One of the challenges in this approach is transferring style information from the plain or XSL-transformed XML document to the WordprocessingML document. In WordprocessingML, all style information needs to be at the top of the document, so styles need to be the first information transferred in the XSLT transformation. One way to handle this issue is to add "style" elements to the original XML file, which is what I've done in JournalArticle.xml. In the XML schema, I have defined a style element, which allows the user to enter all information necessary to define a WordprocessingML-readable style. For more information on WordprocessingML styles, please see this tutorial. A second way is to have pre-defined styles in your XSLT stylesheet. In the stylesheet JournalArticleTransformation.xslt I have used a combination of these techniques. There are several pre-defined styles included in the XSLT stylesheet, and all styles defined in the XML document are added during the XSLT transformation. Processes would need to be put into place in the organization to ensure that style name collisions did not occur.

Documents:

JournalArticle.xsd
JournalArticle.xml
JournalArticleTransformation.xslt (Transforms JournalArticle.xml into JournalArticle_Output.xml)
JournalArticle_Output.xml (Can be opened directly in Word)

Steps:

  1. Start with an XML file, like JournalArticle.xml, above, based on an XML schema like JournalArticle.xsd that allows the inclusion of formatting information.

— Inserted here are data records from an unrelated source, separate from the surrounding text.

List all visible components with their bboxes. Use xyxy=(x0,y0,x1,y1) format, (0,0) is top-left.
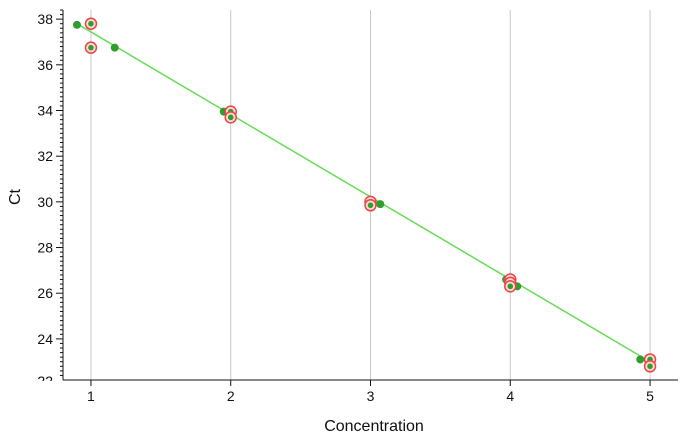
y-tick-label-24: 24 xyxy=(37,331,53,347)
data-point-green xyxy=(636,355,645,364)
y-tick-label-32: 32 xyxy=(37,148,53,164)
x-tick-label-3: 3 xyxy=(367,388,375,404)
y-tick-label-26: 26 xyxy=(37,285,53,301)
x-tick-label-4: 4 xyxy=(506,388,514,404)
y-tick-label-38: 38 xyxy=(37,11,53,27)
data-point-green xyxy=(72,20,81,29)
data-point-ringed xyxy=(224,111,237,124)
tick-marks xyxy=(56,9,651,386)
y-axis-title: Ct xyxy=(7,188,24,205)
y-label-clip-mask xyxy=(20,381,61,395)
y-tick-label-34: 34 xyxy=(37,102,53,118)
grid-lines xyxy=(90,10,651,380)
fit-line xyxy=(76,23,651,363)
x-axis-title: Concentration xyxy=(324,418,424,435)
data-point-ringed xyxy=(504,280,517,293)
data-point-ringed xyxy=(643,360,657,373)
tick-labels: 12345242628303234363822 xyxy=(20,11,654,404)
x-tick-label-2: 2 xyxy=(227,388,235,404)
data-point-ringed xyxy=(84,17,98,30)
data-points-layer xyxy=(72,17,657,373)
x-tick-label-1: 1 xyxy=(87,388,95,404)
y-tick-label-36: 36 xyxy=(37,57,53,73)
data-point-green xyxy=(376,200,385,209)
data-point-ringed xyxy=(364,199,377,212)
fit-line-layer xyxy=(76,23,651,363)
y-tick-label-28: 28 xyxy=(37,240,53,256)
y-tick-label-30: 30 xyxy=(37,194,53,210)
data-point-ringed xyxy=(84,41,98,54)
x-tick-label-5: 5 xyxy=(646,388,654,404)
data-point-green xyxy=(110,43,119,52)
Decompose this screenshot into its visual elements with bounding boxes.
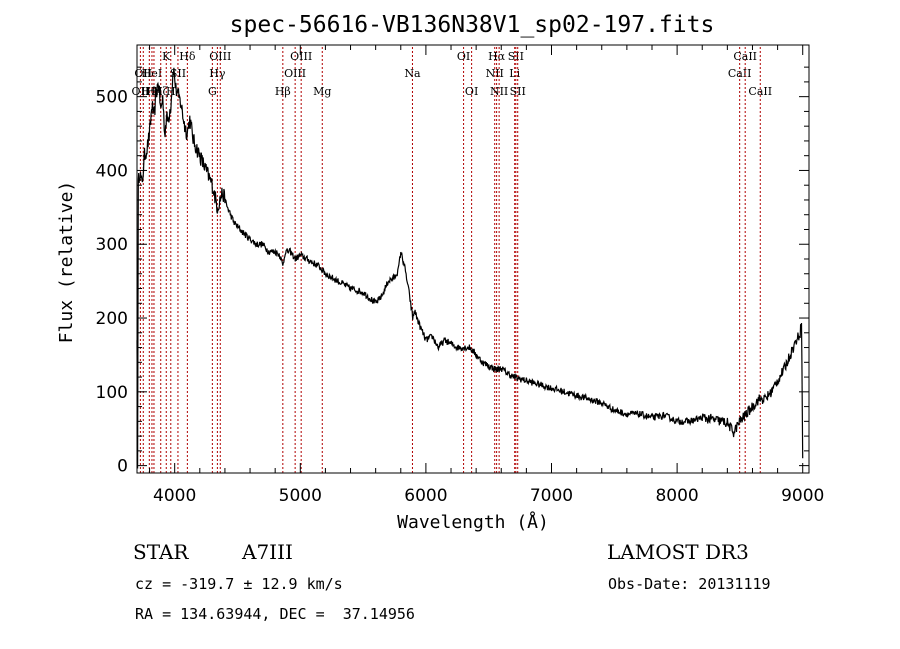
line-label-20: NII bbox=[486, 67, 504, 80]
y-tick-label-300: 300 bbox=[96, 235, 128, 255]
line-label-3: HeI bbox=[142, 67, 162, 80]
line-label-23: Li bbox=[509, 67, 520, 80]
line-label-28: CaII bbox=[748, 85, 772, 98]
y-tick-label-100: 100 bbox=[96, 383, 128, 403]
line-label-21: Hα bbox=[488, 50, 506, 63]
y-tick-label-200: 200 bbox=[96, 309, 128, 329]
line-label-0: OII bbox=[132, 85, 150, 98]
line-label-9: Hδ bbox=[179, 50, 196, 63]
line-label-10: G bbox=[208, 85, 217, 98]
x-tick-label-7000: 7000 bbox=[530, 486, 573, 506]
line-label-14: OIII bbox=[284, 67, 306, 80]
line-label-1: OII bbox=[134, 67, 152, 80]
spectrum-line bbox=[136, 67, 804, 469]
line-label-6: K bbox=[162, 50, 171, 63]
x-tick-label-9000: 9000 bbox=[781, 486, 824, 506]
line-label-26: CaII bbox=[728, 67, 752, 80]
y-tick-label-400: 400 bbox=[96, 161, 128, 181]
redshift-readout: cz = -319.7 ± 12.9 km/s bbox=[135, 575, 343, 593]
y-tick-label-0: 0 bbox=[117, 457, 128, 477]
line-label-22: NII bbox=[490, 85, 508, 98]
survey-name: LAMOST DR3 bbox=[607, 540, 749, 564]
line-label-11: Hγ bbox=[209, 67, 226, 80]
line-label-27: CaII bbox=[733, 50, 757, 63]
x-axis-label: Wavelength (Å) bbox=[397, 511, 549, 533]
x-axis-ticks: 4000 5000 6000 7000 8000 9000 bbox=[149, 45, 824, 506]
line-label-7: H bbox=[166, 85, 176, 98]
x-tick-label-6000: 6000 bbox=[404, 486, 447, 506]
coordinates: RA = 134.63944, DEC = 37.14956 bbox=[135, 605, 415, 623]
line-label-24: SII bbox=[508, 50, 524, 63]
emission-lines: OIIOIIHθHeIHηHζKHSIIHδGHγOIIIHβOIIIOIIIM… bbox=[132, 47, 772, 473]
y-axis-ticks: 0 100 200 300 400 500 bbox=[96, 66, 809, 477]
chart-title: spec-56616-VB136N38V1_sp02-197.fits bbox=[230, 12, 715, 38]
spectral-subclass: A7III bbox=[242, 540, 293, 564]
line-label-17: Na bbox=[404, 67, 421, 80]
obs-date: Obs-Date: 20131119 bbox=[608, 575, 771, 593]
line-label-15: OIII bbox=[290, 50, 312, 63]
x-tick-label-5000: 5000 bbox=[279, 486, 322, 506]
y-axis-label: Flux (relative) bbox=[56, 181, 77, 344]
y-tick-label-500: 500 bbox=[96, 88, 128, 108]
line-label-13: Hβ bbox=[275, 85, 291, 98]
x-tick-label-4000: 4000 bbox=[153, 486, 196, 506]
line-label-19: OI bbox=[465, 85, 478, 98]
x-tick-label-8000: 8000 bbox=[655, 486, 698, 506]
line-label-16: Mg bbox=[313, 85, 331, 98]
line-label-18: OI bbox=[457, 50, 470, 63]
object-type: STAR bbox=[133, 540, 189, 564]
plot-frame bbox=[136, 44, 810, 474]
line-label-12: OIII bbox=[209, 50, 231, 63]
line-label-25: SII bbox=[510, 85, 526, 98]
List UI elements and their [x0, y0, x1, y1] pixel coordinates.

  2. Create a new XSLT document that will output XML.

  3. Your XSLT file will need the following headers:
    <?xml version="1.0" encoding="UTF-8"?>
    <xsl:stylesheet version="1.0"
    xmlns:xsl="http://www.w3.org/1999/XSL/Transform"
    xmlns:fo="http://www.w3.org/1999/XSL/Format"
    xmlns:w="http://schemas.microsoft.com/office/word/2003/wordml"<!-- WordprocessingML namespace -->
    <xsl:output method="xml" version="1.0" encoding="UTF-8" indent="yes"/> <!--Specify output format -->

  4. Open your XSL template tag (<xsl:template match="/">). Inside the template tag, add the following lines:
    <?mso-application progid="Word.Document"?> <!-- Associates this file with MS Word -->
    <w:wordDocument <!-- write processing instructions in new XML file -->
    xmlns:fo="http://www.w3.org/1999/XSL/Format"
    xmlns:w="http://schemas.microsoft.com/office/word/2003/wordml" <!-- WordprocessingML namespace -->
    xml:space="preserve"> <!-- Preserves whitespace in the document. -->

  5. Define any styles you want to use in your document. For more information, please see the tutorial on using styles in Wordprocessing ML.

  6. Use XSLT to process your XML file, placing the desired information into paragraph structures as described in the first tutorial.

  7. Close all tags and use your XLST stylesheet to process your XML file into a WordprocessingML file that can be opened directly in Microsoft Word.